«Zimmer frei» heisst es derzeit in zahlreichen Alters- und Pflegeinstitutionen. / Bild: Shutterstock
Emmental/Entlebuch: Viele Alters- und Pflegeheime haben derzeit mehr leere Betten als vor der Corona-Pandemie. Einen Imageschaden für die Branche befürchten sie jedoch nicht.
Im Corona-Jahr 2020 hat sich die Berichterstattung über Alterspflegeeinrichtungen in der Deutschschweiz mehr als verdoppelt, wie ein Forschungsprojekt der Fachhochschule Nordwestschweiz und Infolinemed aufzeigt. Vorherrschendes Thema war dabei das Corona-Virus. So verwendeten die Medien diesen Begriff fast 128´000 Mal in Zusammenhang mit Alterspflegeeinrichtungen. Auch «Fälle», «BAG», «Corona-Krise» und «Quarantäne» tauchten häufig auf. Ausserdem waren Krankheit, Tod und Sterben dominantere Themen in der Berichterstattung über Pflegeinstitutionen als in Vorjahren.
Haben die Institutionen einen Imageschaden zu befürchten, der sich auf die Bettenbelegung auswirkt?
Besuchsstopp wirkt nach
«Viele Seniorinnen und Senioren verschieben den Eintritt in eine Pflegeinstitution. Sie warten ab, wie sich die Lage entwickelt», stellt Sevan Nalbandian fest. Er ist Geschäftsführer von Curaviva Bern, dem Verband der Alters- und Pflegeinstitutionen im Kanton Bern. Insbesondere der behördlich angeordnete Besuchsstopp während der ersten Welle habe sich in den Köpfen festgesetzt.

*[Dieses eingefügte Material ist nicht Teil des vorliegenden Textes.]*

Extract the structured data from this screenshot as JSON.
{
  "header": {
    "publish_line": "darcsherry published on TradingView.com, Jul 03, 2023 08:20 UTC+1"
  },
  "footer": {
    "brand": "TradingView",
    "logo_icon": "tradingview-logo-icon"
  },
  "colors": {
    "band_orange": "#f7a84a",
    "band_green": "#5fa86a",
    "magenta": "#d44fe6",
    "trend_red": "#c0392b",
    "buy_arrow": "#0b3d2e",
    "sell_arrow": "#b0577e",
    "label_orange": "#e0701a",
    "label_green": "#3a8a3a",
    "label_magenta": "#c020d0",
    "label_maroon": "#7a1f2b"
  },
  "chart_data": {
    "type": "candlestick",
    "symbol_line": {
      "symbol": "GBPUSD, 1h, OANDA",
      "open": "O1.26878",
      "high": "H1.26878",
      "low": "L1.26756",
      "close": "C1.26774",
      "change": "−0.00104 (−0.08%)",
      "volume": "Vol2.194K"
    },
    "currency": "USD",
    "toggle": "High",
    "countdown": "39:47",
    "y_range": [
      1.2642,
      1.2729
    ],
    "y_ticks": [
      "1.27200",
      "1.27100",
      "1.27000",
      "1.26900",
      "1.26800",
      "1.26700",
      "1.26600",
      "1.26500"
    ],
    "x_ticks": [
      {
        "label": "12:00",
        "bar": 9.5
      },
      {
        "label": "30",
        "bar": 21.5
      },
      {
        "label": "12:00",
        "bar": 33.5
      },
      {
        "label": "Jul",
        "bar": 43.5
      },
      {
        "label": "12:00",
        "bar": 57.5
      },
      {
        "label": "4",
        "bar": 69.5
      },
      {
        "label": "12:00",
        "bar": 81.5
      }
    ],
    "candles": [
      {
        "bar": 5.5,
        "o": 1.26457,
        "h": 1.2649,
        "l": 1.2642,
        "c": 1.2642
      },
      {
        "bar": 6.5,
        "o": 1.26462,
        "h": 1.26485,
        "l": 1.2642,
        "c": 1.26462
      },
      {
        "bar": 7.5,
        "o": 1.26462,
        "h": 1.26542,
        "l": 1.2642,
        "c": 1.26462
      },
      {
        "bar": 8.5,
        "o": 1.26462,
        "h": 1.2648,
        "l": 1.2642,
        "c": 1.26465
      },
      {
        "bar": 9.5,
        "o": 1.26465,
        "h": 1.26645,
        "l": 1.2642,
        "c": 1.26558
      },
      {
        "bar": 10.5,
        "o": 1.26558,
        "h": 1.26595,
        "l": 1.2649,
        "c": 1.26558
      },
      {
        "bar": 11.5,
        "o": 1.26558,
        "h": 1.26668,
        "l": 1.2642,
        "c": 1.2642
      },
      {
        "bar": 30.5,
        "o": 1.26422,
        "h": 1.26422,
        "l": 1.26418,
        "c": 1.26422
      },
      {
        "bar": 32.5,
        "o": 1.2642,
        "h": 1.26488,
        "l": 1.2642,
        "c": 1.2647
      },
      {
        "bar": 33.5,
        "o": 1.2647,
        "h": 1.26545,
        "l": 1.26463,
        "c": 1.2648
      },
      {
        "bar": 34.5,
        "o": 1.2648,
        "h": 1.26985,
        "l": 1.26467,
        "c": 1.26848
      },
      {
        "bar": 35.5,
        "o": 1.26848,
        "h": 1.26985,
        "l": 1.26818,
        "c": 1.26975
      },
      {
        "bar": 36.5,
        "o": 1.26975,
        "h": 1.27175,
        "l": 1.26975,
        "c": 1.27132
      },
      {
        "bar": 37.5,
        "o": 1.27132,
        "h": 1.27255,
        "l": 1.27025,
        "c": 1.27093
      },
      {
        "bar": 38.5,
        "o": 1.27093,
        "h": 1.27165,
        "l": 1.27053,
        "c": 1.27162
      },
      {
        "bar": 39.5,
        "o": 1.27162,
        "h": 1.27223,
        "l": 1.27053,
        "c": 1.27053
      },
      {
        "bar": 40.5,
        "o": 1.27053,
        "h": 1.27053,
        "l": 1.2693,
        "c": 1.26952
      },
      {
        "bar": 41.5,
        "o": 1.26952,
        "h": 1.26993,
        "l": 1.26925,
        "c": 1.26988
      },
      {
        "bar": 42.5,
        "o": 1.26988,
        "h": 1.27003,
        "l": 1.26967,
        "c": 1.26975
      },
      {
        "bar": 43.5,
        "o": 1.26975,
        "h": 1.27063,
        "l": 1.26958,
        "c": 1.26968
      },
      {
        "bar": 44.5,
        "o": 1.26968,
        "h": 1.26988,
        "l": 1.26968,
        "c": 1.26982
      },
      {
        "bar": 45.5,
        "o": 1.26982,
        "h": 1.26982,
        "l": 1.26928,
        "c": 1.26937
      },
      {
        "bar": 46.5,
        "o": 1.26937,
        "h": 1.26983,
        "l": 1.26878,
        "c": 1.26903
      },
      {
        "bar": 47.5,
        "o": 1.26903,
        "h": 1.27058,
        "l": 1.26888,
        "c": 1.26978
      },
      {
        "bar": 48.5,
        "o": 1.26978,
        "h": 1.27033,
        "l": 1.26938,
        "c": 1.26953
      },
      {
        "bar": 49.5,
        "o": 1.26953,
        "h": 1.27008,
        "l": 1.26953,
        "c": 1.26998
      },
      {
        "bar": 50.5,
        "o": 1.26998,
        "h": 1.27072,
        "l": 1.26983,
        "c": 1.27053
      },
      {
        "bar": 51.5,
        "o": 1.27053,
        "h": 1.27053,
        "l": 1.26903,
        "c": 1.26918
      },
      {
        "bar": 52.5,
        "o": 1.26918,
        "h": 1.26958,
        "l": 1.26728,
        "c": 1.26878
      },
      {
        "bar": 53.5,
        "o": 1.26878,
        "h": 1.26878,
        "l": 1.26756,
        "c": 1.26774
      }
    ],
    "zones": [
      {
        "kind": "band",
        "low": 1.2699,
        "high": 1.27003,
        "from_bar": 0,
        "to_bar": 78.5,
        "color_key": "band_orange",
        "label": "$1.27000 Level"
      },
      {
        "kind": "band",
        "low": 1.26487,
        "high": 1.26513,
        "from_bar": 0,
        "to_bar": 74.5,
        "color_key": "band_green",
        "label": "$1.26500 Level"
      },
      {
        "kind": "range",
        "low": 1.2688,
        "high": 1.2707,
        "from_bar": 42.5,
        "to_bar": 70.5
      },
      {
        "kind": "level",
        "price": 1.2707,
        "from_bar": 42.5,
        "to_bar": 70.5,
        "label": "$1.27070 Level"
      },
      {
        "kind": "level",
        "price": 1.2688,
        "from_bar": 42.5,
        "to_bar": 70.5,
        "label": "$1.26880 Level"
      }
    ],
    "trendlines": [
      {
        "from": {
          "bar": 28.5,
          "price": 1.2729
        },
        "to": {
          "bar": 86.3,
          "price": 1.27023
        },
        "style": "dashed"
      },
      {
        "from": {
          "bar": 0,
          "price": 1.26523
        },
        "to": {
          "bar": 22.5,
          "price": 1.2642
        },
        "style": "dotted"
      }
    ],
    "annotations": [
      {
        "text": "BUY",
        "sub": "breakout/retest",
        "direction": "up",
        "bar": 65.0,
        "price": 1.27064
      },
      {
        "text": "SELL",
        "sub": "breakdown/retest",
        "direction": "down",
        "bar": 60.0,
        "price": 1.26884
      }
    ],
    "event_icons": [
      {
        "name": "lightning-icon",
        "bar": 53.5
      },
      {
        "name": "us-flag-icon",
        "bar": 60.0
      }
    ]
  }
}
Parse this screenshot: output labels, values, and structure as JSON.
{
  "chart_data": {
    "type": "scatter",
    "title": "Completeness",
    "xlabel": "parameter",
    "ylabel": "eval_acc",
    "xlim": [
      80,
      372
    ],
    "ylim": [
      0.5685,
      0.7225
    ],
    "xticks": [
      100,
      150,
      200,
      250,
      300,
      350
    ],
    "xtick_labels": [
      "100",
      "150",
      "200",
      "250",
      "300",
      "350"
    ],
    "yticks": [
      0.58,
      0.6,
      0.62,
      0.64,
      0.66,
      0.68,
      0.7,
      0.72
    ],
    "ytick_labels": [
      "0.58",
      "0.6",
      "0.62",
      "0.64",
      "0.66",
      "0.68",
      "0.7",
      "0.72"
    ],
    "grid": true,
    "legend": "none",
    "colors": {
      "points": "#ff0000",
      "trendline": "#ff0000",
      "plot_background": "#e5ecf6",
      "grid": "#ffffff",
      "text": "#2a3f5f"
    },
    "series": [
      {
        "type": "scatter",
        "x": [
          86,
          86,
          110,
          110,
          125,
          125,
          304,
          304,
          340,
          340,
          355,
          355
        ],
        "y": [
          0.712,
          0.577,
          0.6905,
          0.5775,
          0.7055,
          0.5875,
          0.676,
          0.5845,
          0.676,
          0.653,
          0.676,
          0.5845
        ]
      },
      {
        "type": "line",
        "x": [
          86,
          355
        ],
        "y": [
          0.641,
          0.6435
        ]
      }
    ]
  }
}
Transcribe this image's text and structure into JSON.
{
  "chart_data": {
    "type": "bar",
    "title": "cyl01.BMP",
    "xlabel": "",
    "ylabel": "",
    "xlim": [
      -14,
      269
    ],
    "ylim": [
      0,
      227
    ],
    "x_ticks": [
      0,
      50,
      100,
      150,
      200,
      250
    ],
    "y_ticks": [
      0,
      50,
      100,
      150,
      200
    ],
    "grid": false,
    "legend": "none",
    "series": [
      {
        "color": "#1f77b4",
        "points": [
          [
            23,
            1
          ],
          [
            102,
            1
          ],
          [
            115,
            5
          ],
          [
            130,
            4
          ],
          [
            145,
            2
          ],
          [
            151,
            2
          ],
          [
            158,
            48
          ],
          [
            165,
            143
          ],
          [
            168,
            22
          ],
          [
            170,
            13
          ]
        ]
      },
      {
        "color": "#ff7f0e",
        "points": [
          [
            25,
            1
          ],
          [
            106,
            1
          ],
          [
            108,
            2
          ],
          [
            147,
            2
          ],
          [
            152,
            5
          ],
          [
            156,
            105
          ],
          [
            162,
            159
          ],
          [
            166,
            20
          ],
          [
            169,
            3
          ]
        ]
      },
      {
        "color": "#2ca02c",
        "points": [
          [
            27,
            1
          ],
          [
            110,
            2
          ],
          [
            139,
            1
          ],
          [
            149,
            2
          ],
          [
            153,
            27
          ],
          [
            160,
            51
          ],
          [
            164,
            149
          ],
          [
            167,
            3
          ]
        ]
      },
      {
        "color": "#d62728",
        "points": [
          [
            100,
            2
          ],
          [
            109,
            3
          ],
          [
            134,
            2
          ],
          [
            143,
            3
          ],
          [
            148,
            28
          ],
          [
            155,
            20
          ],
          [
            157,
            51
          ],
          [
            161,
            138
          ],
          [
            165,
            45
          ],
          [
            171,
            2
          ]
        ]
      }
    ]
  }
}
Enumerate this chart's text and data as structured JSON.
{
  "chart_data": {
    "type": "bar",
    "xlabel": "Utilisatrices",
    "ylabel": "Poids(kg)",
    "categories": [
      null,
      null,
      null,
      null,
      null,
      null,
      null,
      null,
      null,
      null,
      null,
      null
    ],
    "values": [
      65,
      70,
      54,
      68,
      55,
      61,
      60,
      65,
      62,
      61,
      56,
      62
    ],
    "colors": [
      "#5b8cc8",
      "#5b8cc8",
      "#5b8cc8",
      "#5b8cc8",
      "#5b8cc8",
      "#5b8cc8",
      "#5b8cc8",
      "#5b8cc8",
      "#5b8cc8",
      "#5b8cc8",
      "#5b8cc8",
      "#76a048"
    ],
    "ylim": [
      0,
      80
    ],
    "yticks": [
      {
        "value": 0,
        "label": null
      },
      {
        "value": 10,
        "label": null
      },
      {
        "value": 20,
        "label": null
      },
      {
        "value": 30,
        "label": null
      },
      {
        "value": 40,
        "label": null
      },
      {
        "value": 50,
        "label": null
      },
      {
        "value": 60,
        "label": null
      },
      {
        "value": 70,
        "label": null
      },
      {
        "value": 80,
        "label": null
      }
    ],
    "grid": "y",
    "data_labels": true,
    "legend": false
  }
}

Konkrete Zahlen zu den aktuell freien Betten hat er zwar nicht. «Doch ich erhalte regelmässig Rückmeldungen, dass es schwieriger geworden sei, sie wieder zu belegen.» Dies bestätigt auch eine Umfrage in der Region (siehe Kasten).
Wie eine Studie des Forschungs- und Beratungsunternehmens Infras im Auftrag des Bundesamts für Gesundheit aufzeigt, sind 60 Prozent der Pflegeinstitutionen in der Schweiz von einer Reduktion von Neueintritten und einer geringeren Bettenbelegung betroffen. Angaben zur ersten Welle hat Curaviva Schweiz. Von Ende Februar bis Ende Mai 2020 hat gemäss ihrer Erhebung die Bettenbelegung von 93,2 auf 90,1 Prozent abgenommen.
Finanzielle Situation verschlechtert
Eine geringere Auslastung wirkt sich auf die Finanzen der Alters- und Pflegeheime aus. 80 Prozent der Institu-
tionen geben in der Infras-Studie an, dass sich ihre finanzielle Situation durch die Pandemie verschlechtert habe. «Das Finanzierungsmodell funktioniert nur, wenn sehr viele Betten belegt sind», hält Sevan Nalbandian von Curaviva Bern fest. Dauere eine Unterbelegung längere Zeit an, könne das zu Problemen führen. Die Situation werde dadurch verschärft, als durch die Schutzmassnahmen auch ein deutlicher Mehraufwand resultiere (Material, mehr Personal zum Beispiel für Besuchererfassung und zusätzliche Reinigung). Gemäss einer Erhebung von Curaviva Schweiz betrugen die Mehrkosten und Mindereinnahmen ausserhalb der Pflegefinanzierung allein in der ersten Welle schweizweit 160 Millionen Franken. Der Branchenverband erwartet von den Kantonen, dass diese die ungedeckten Kosten mittragen.
Trotz des schwierigen Umfeldes hofft der Geschäftsführer von Curaviva Bern, dass sich die Situation für die Pflegeinstitutionen rasch bessert. Diese sehen es positiv: Von einem Imageschaden gehen in der Infras-Studie weniger als 20 Prozent der Befragten aus. Gestützt wird diese Aussage durch die Bewertung der Angehörigen: 85 Prozent sind eher oder sehr zufrieden, wie die Institutionen mit der Pandemie umgegangen sind.